È la fede, bellezza, per parafrasare una celebre battuta cinematografica.
«La fede? Provo una desolante depressione alla vista di certi santuari che pullulano di immaginette e oggettini melensi che intasano gli occhi e coinvolgono il cuore. Mi sorprende come la Chiesa, che ha sempre condannato deviazioni dottrinali, non avverta il danno reale che, nell’era delle immagini, le immagini che essa tollera o promuove arrecano all’ortodossia del suo Credo».
Ce l’ha con l’arte sacra?
«L’arte non ha bisogno di aggettivi che la qualifichino. Si immagina un pittore o un poeta che vengano da lei e dicano: sono un artista religioso. Scoppierebbe a ridere. Ma questo vale anche per quegli artisti che si definivano impegnati nel sociale. Pensi a Guttuso».
Lo ha conosciuto?
«Lo vidi una sola volta.

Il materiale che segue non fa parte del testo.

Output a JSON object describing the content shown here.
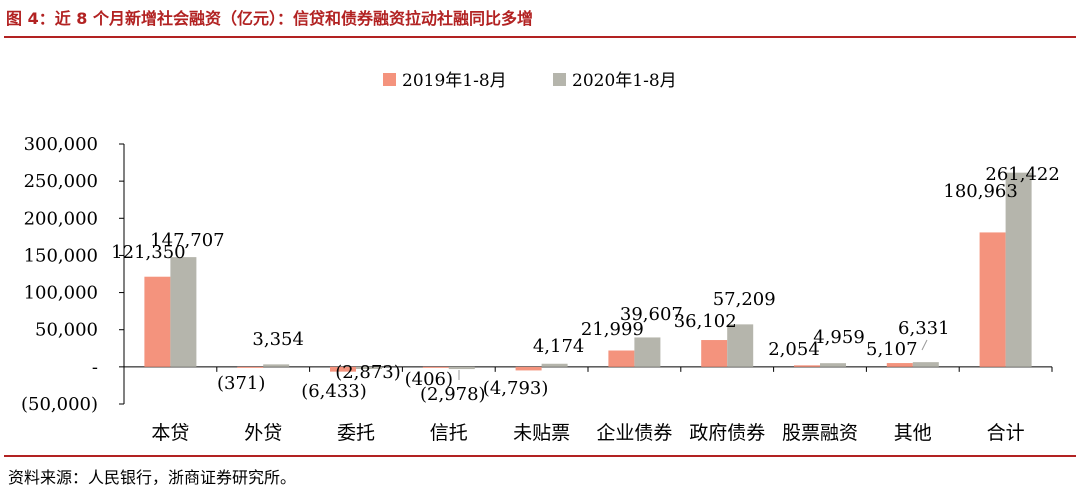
{
  "header": {
    "title": "图 4：近 8 个月新增社会融资（亿元）：信贷和债券融资拉动社融同比多增"
  },
  "footer": {
    "source": "资料来源：人民银行，浙商证券研究所。"
  },
  "colors": {
    "series_2019": "#f4937d",
    "series_2020": "#b5b5ac",
    "accent": "#b22222"
  },
  "chart_data": {
    "type": "bar",
    "title": "近 8 个月新增社会融资（亿元）",
    "xlabel": "",
    "ylabel": "",
    "categories": [
      "本贷",
      "外贷",
      "委托",
      "信托",
      "未贴票",
      "企业债券",
      "政府债券",
      "股票融资",
      "其他",
      "合计"
    ],
    "series": [
      {
        "name": "2019年1-8月",
        "values": [
          121350,
          -371,
          -6433,
          -406,
          -4793,
          21999,
          36102,
          2054,
          5107,
          180963
        ],
        "labels": [
          "121,350",
          "(371)",
          "(6,433)",
          "(406)",
          "(4,793)",
          "21,999",
          "36,102",
          "2,054",
          "5,107",
          "180,963"
        ]
      },
      {
        "name": "2020年1-8月",
        "values": [
          147707,
          3354,
          -2873,
          -2978,
          4174,
          39607,
          57209,
          4959,
          6331,
          261422
        ],
        "labels": [
          "147,707",
          "3,354",
          "(2,873)",
          "(2,978)",
          "4,174",
          "39,607",
          "57,209",
          "4,959",
          "6,331",
          "261,422"
        ]
      }
    ],
    "ylim": [
      -50000,
      300000
    ],
    "yticks": [
      -50000,
      0,
      50000,
      100000,
      150000,
      200000,
      250000,
      300000
    ],
    "ytick_labels": [
      "(50,000)",
      "-",
      "50,000",
      "100,000",
      "150,000",
      "200,000",
      "250,000",
      "300,000"
    ],
    "grid": false,
    "legend": "top-center"
  }
}
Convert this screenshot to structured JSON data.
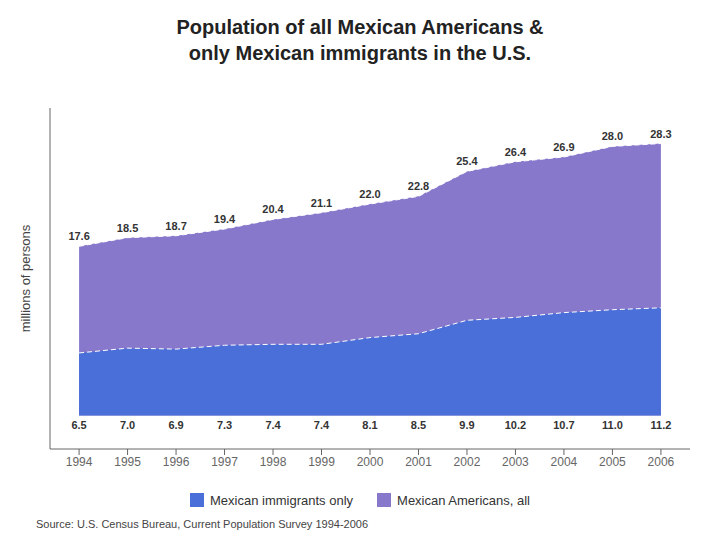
{
  "chart_data": {
    "type": "area",
    "title": "Population of all Mexican Americans &\nonly Mexican immigrants in the U.S.",
    "ylabel": "millions of persons",
    "source": "Source:  U.S. Census Bureau, Current Population Survey 1994-2006",
    "x": [
      1994,
      1995,
      1996,
      1997,
      1998,
      1999,
      2000,
      2001,
      2002,
      2003,
      2004,
      2005,
      2006
    ],
    "xlim": [
      1993.4,
      2006.6
    ],
    "xticks": [
      1994,
      1995,
      1996,
      1997,
      1998,
      1999,
      2000,
      2001,
      2002,
      2003,
      2004,
      2005,
      2006
    ],
    "ylim": [
      -3.5,
      32
    ],
    "yticks": [],
    "tick_labels": "x",
    "grid": false,
    "stacked": false,
    "data_labels": true,
    "legend": "bottom",
    "series": [
      {
        "name": "Mexican Americans, all",
        "color": "#8878CC",
        "line_style": "dashed",
        "values": [
          17.6,
          18.5,
          18.7,
          19.4,
          20.4,
          21.1,
          22.0,
          22.8,
          25.4,
          26.4,
          26.9,
          28.0,
          28.3
        ],
        "value_labels": [
          "17.6",
          "18.5",
          "18.7",
          "19.4",
          "20.4",
          "21.1",
          "22.0",
          "22.8",
          "25.4",
          "26.4",
          "26.9",
          "28.0",
          "28.3"
        ]
      },
      {
        "name": "Mexican immigrants only",
        "color": "#4B6FD8",
        "line_style": "dashed",
        "values": [
          6.5,
          7.0,
          6.9,
          7.3,
          7.4,
          7.4,
          8.1,
          8.5,
          9.9,
          10.2,
          10.7,
          11.0,
          11.2
        ],
        "value_labels": [
          "6.5",
          "7.0",
          "6.9",
          "7.3",
          "7.4",
          "7.4",
          "8.1",
          "8.5",
          "9.9",
          "10.2",
          "10.7",
          "11.0",
          "11.2"
        ]
      }
    ]
  }
}
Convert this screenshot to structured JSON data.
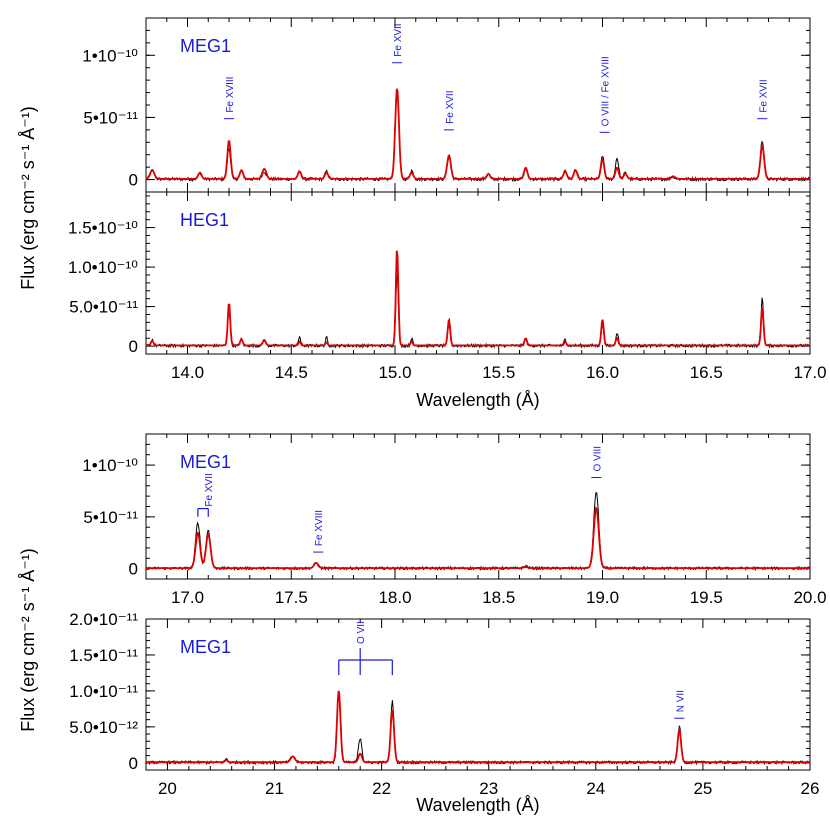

A una mostra di Sutherland. Un artista che ho molto amato. Guttuso un po’ meno. Ha fatto delle cose egregie. Ma insomma tutta la retorica comunista se la poteva risparmiare. Sa cosa penso? Un’opera se è bella non ha bisogno di parole. È bella. E sta in piedi da sola».
L’arte si è molto complicata. Lei, vedo, predilige, l’informale.
«E allora? La grande tradizione europea e americana – dai Kandinskij e Klee fino a Warhol e Rothko – è la prosecuzione della grande pittura fiorentina del due o trecento o di quella fiamminga. La grande arte è fuori dal tempo come mi spiegò una volta Sebastian Matta».
Vi conosceste bene?
«Fummo amici. Andai la prima volta a trovarlo a Tarquinia dove viveva. Il segretario mi disse: il maestro la riceverà per un solo quarto d’ora. Parlammo per tutta la notte».
Di cosa?
«Di arte, di vita, dei problemi religiosi che lo angosciavano. La gente, e gli artisti non fanno eccezione, ha sempre un senso di colpa e la voglia di mortificarsi. Freud l’ha spiegato benissimo».
Lo legge?
«L’ho letto molto in passato. I suoi tentativi di scandagliare l’animo umano sostituirono, in parte, le pratiche confessionali. Non giurerei che i risultati siano stati sempre all’altezza della sua intelligenza. Ma certo è stata una delle grandi novità del Novecento. Il pudore ci invita a coprirci, la psicoanalisi ci mette a nudo. Cos’è meglio? Ecco un problema al quale francamente non saprei rispondere».